The ability to launch modern small and powerful satellites is perhaps the more obvious commercial reason for engaging in space activities. Worldwide communication coverage using satellites to distribute data is not just about meeting the world’s continuous need for greater data exchange, broadband activity, and voice calls, but also relates to the role of military or security activities from space-related hardware.

A small number of treaties provide the legal governance for outer space activities. The first was the Treaty on the Principles Governing the Activities of States in the Exploration and Use of Outer Space 1967. This ‘Space Treaty’ was supplemented by three further Treaties and then in 1979 an Agreement Governing the Activities of States on the Moon and Other Celestial Bodies. National laws also supplement outer space law by those countries which engage in space-related activities. Aside from national laws, the five international Treaties still provide the basis for the legal governance of outer space activities. However, given these recent developments discussed above it's unlikely that the limited old treaties are sufficient. The reality is that the law governing outer space activities is very much in its infancy, but is developing and will no doubt need to develop substantially in the coming years.
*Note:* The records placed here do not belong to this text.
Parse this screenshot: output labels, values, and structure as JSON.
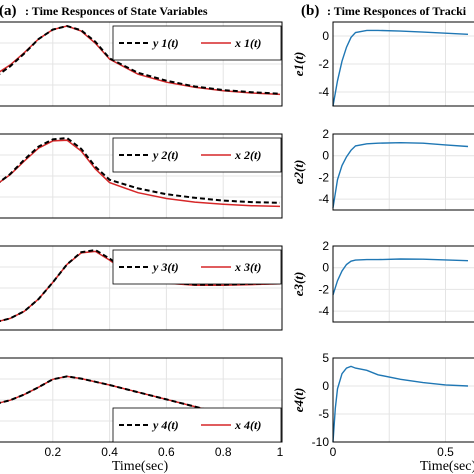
{
  "chart_data": [
    {
      "panel": "a",
      "type": "line",
      "title": "Time Responces of State Variables",
      "panel_letter": "(a)",
      "xlabel": "Time(sec)",
      "x_ticks": [
        "0.2",
        "0.4",
        "0.6",
        "0.8",
        "1"
      ],
      "subplots": [
        {
          "series": [
            {
              "name": "y 1(t)",
              "color": "#000000",
              "dash": "dashed",
              "x": [
                0,
                0.05,
                0.1,
                0.15,
                0.2,
                0.25,
                0.3,
                0.35,
                0.4,
                0.5,
                0.6,
                0.7,
                0.8,
                0.9,
                1.0
              ],
              "y": [
                0.3,
                0.44,
                0.62,
                0.82,
                0.95,
                1.0,
                0.94,
                0.78,
                0.55,
                0.35,
                0.24,
                0.16,
                0.11,
                0.08,
                0.06
              ]
            },
            {
              "name": "x 1(t)",
              "color": "#d62728",
              "dash": "solid",
              "x": [
                0,
                0.05,
                0.1,
                0.15,
                0.2,
                0.25,
                0.3,
                0.35,
                0.4,
                0.5,
                0.6,
                0.7,
                0.8,
                0.9,
                1.0
              ],
              "y": [
                0.33,
                0.46,
                0.63,
                0.82,
                0.95,
                1.0,
                0.93,
                0.76,
                0.54,
                0.33,
                0.22,
                0.15,
                0.1,
                0.07,
                0.05
              ]
            }
          ]
        },
        {
          "series": [
            {
              "name": "y 2(t)",
              "color": "#000000",
              "dash": "dashed",
              "x": [
                0,
                0.05,
                0.1,
                0.15,
                0.2,
                0.25,
                0.3,
                0.35,
                0.4,
                0.5,
                0.6,
                0.7,
                0.8,
                0.9,
                1.0
              ],
              "y": [
                0.35,
                0.5,
                0.7,
                0.88,
                0.98,
                1.0,
                0.85,
                0.6,
                0.42,
                0.3,
                0.22,
                0.17,
                0.13,
                0.11,
                0.1
              ]
            },
            {
              "name": "x 2(t)",
              "color": "#d62728",
              "dash": "solid",
              "x": [
                0,
                0.05,
                0.1,
                0.15,
                0.2,
                0.25,
                0.3,
                0.35,
                0.4,
                0.5,
                0.6,
                0.7,
                0.8,
                0.9,
                1.0
              ],
              "y": [
                0.35,
                0.49,
                0.68,
                0.86,
                0.96,
                0.97,
                0.82,
                0.57,
                0.38,
                0.24,
                0.16,
                0.11,
                0.08,
                0.06,
                0.05
              ]
            }
          ]
        },
        {
          "series": [
            {
              "name": "y 3(t)",
              "color": "#000000",
              "dash": "dashed",
              "x": [
                0,
                0.05,
                0.1,
                0.15,
                0.2,
                0.25,
                0.3,
                0.35,
                0.4,
                0.45,
                0.5,
                0.6,
                0.7,
                0.8,
                0.9,
                1.0
              ],
              "y": [
                0.0,
                0.05,
                0.15,
                0.32,
                0.55,
                0.8,
                0.97,
                1.0,
                0.88,
                0.74,
                0.64,
                0.55,
                0.52,
                0.52,
                0.53,
                0.54
              ]
            },
            {
              "name": "x 3(t)",
              "color": "#d62728",
              "dash": "solid",
              "x": [
                0,
                0.05,
                0.1,
                0.15,
                0.2,
                0.25,
                0.3,
                0.35,
                0.4,
                0.45,
                0.5,
                0.6,
                0.7,
                0.8,
                0.9,
                1.0
              ],
              "y": [
                0.0,
                0.05,
                0.15,
                0.32,
                0.55,
                0.8,
                0.96,
                0.98,
                0.86,
                0.72,
                0.62,
                0.54,
                0.51,
                0.51,
                0.52,
                0.53
              ]
            }
          ]
        },
        {
          "series": [
            {
              "name": "y 4(t)",
              "color": "#000000",
              "dash": "dashed",
              "x": [
                0,
                0.05,
                0.1,
                0.15,
                0.2,
                0.25,
                0.3,
                0.4,
                0.5,
                0.6,
                0.7,
                0.8,
                0.9,
                1.0
              ],
              "y": [
                0.42,
                0.47,
                0.55,
                0.65,
                0.76,
                0.8,
                0.77,
                0.68,
                0.58,
                0.48,
                0.38,
                0.28,
                0.18,
                0.06
              ]
            },
            {
              "name": "x 4(t)",
              "color": "#d62728",
              "dash": "solid",
              "x": [
                0,
                0.05,
                0.1,
                0.15,
                0.2,
                0.25,
                0.3,
                0.4,
                0.5,
                0.6,
                0.7,
                0.8,
                0.9,
                1.0
              ],
              "y": [
                0.42,
                0.47,
                0.55,
                0.65,
                0.76,
                0.8,
                0.77,
                0.68,
                0.58,
                0.48,
                0.38,
                0.28,
                0.18,
                0.06
              ]
            }
          ]
        }
      ]
    },
    {
      "panel": "b",
      "type": "line",
      "title": "Time Responces of Tracki",
      "panel_letter": "(b)",
      "xlabel": "Time(sec)",
      "x_ticks": [
        "0",
        "0.5"
      ],
      "subplots": [
        {
          "ylabel": "e1(t)",
          "ylim": [
            -5,
            1
          ],
          "yticks": [
            "0",
            "-2",
            "-4"
          ],
          "series": [
            {
              "name": "e1",
              "color": "#1f77b4",
              "x": [
                0,
                0.02,
                0.04,
                0.06,
                0.08,
                0.1,
                0.15,
                0.2,
                0.3,
                0.4,
                0.5,
                0.6,
                0.7
              ],
              "y": [
                -5.0,
                -3.2,
                -1.8,
                -0.8,
                -0.1,
                0.25,
                0.4,
                0.4,
                0.35,
                0.28,
                0.2,
                0.12,
                0.05
              ]
            }
          ]
        },
        {
          "ylabel": "e2(t)",
          "ylim": [
            -5,
            2
          ],
          "yticks": [
            "2",
            "0",
            "-2",
            "-4"
          ],
          "series": [
            {
              "name": "e2",
              "color": "#1f77b4",
              "x": [
                0,
                0.02,
                0.04,
                0.06,
                0.08,
                0.1,
                0.15,
                0.2,
                0.3,
                0.4,
                0.5,
                0.6,
                0.7
              ],
              "y": [
                -4.8,
                -2.2,
                -0.9,
                -0.1,
                0.5,
                0.9,
                1.1,
                1.15,
                1.2,
                1.15,
                1.0,
                0.85,
                0.7
              ]
            }
          ]
        },
        {
          "ylabel": "e3(t)",
          "ylim": [
            -5,
            2
          ],
          "yticks": [
            "2",
            "0",
            "-2",
            "-4"
          ],
          "series": [
            {
              "name": "e3",
              "color": "#1f77b4",
              "x": [
                0,
                0.02,
                0.04,
                0.06,
                0.08,
                0.1,
                0.15,
                0.2,
                0.3,
                0.4,
                0.5,
                0.6,
                0.7
              ],
              "y": [
                -2.5,
                -1.2,
                -0.3,
                0.3,
                0.6,
                0.7,
                0.75,
                0.75,
                0.8,
                0.78,
                0.72,
                0.65,
                0.58
              ]
            }
          ]
        },
        {
          "ylabel": "e4(t)",
          "ylim": [
            -10,
            5
          ],
          "yticks": [
            "5",
            "0",
            "-5",
            "-10"
          ],
          "series": [
            {
              "name": "e4",
              "color": "#1f77b4",
              "x": [
                0,
                0.01,
                0.02,
                0.04,
                0.06,
                0.08,
                0.1,
                0.15,
                0.2,
                0.3,
                0.4,
                0.5,
                0.6,
                0.7
              ],
              "y": [
                -10.0,
                -4.0,
                -0.5,
                2.2,
                3.2,
                3.5,
                3.2,
                2.8,
                2.0,
                1.2,
                0.6,
                0.2,
                0.0,
                -0.1
              ]
            }
          ]
        }
      ]
    }
  ]
}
Outer Space Law was first published in 2017 by Globe Law and Business, under the guidance of consulting editors Yanal Abul Failat and Anél Ferreira-Snyman. When I authored the chapter on ‘Dispute Resolution’ for the book the area was certainly of great interest given the Permanent Court of Arbitration at The Hague had already given effect to the Optional Rules for Arbitration of Disputes Relating to Outer Space Activities, based upon the 2010 UNCITRAL Arbitration Rules. Specific rules for a specific sector were already in place.
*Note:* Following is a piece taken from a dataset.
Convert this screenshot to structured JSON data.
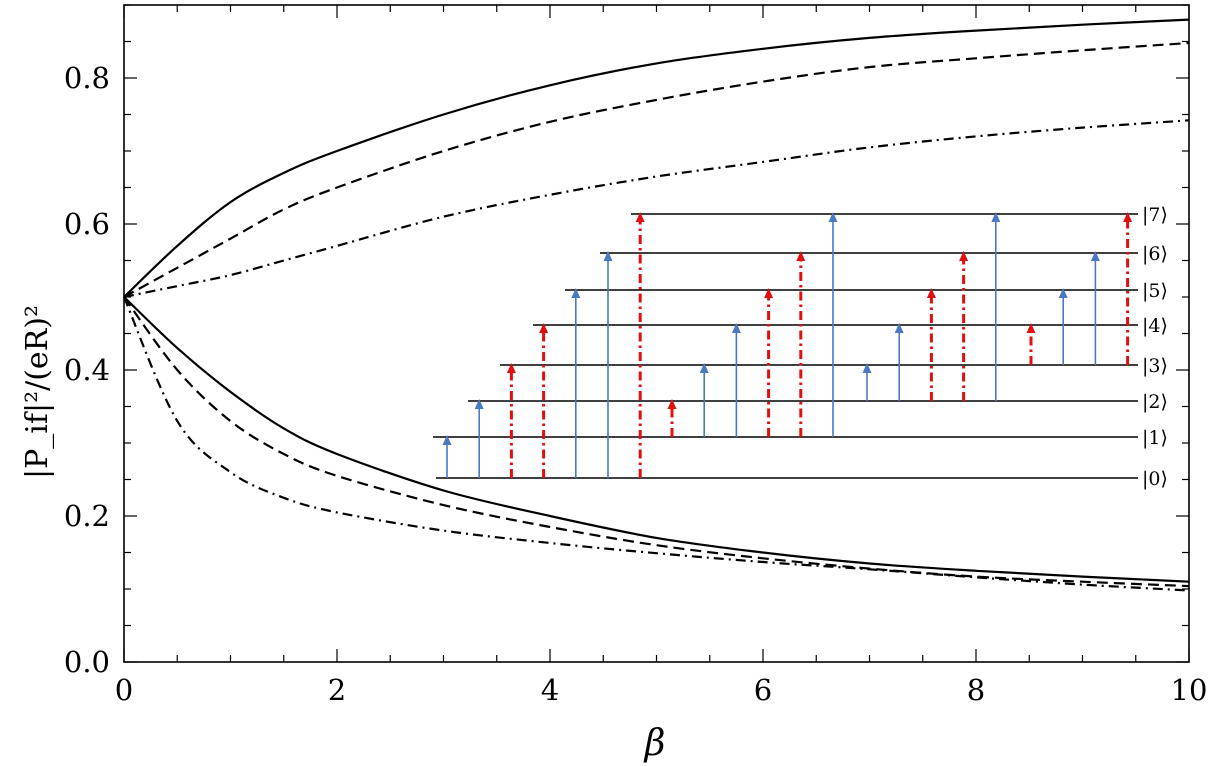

Since 2017 the global space industry has expanded considerably. Interest in the treaties, law and governance relating to outer space activities has followed. So much so, that the second edition of Outer Space Law is now underway. This is not simply about international law relating to outer space activities or indeed the national laws. There is, of course, the question of property ownership, licensing and insuring outer space activities; whether the manufacture, delivery and launch and regulation once in orbit of space hardware or the related intellectual property rights. There is also the regulation of artificial satellites as well as the regulation of remote sensing activities of those satellites.

The regulation of a space tourism sector could become a reality in a relatively short space of time given the SpaceX and Virgin Galactic space plane developments in that area. The discovery of water on the moon and recent gathering of samples also leads to the question of the exploitation of natural resources in outer space and the legal implications. The international trade aspects of outer space cannot ignore environmental responsibility not just for the exploitation of natural resources, but also responsibility for dealing with the current widespread space debris from previous launches, as well as decommissioned satellites. Increased reliance on international data transfers also raises the question of cyber operations from facilities on earth through outer space, as well as the governance of intellectual property law data gathered by space-related activities.
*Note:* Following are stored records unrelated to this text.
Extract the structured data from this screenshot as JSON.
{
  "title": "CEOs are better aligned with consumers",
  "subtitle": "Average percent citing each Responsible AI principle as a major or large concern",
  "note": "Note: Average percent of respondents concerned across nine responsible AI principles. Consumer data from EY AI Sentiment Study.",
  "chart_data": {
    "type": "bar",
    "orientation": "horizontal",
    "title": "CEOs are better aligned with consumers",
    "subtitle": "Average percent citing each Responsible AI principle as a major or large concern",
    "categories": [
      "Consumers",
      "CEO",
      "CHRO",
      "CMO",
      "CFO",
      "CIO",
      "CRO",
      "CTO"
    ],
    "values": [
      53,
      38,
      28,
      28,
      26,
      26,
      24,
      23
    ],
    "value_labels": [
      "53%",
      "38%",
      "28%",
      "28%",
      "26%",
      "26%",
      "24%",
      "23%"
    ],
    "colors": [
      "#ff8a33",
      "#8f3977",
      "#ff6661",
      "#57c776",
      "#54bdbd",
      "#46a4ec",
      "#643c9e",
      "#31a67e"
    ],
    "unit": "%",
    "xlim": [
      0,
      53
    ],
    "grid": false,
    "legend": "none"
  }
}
All of this, of course, needs to be considered in the context of applicable dispute resolution procedures, applicable law as well as the applicable forum for any dispute resolution activities. Currently, those disputes will be resolved by reference to the laws and procedures of applicable jurisdictions, so bringing us all back to earth at least in the legal context.

Nicholas Gould, Partner at Fenwick Elliott LLP and Visiting Professor at King’s College London, contributed to Outer Space Law: Legal Policy and Practice. The new edition of Outer Space Law is forthcoming.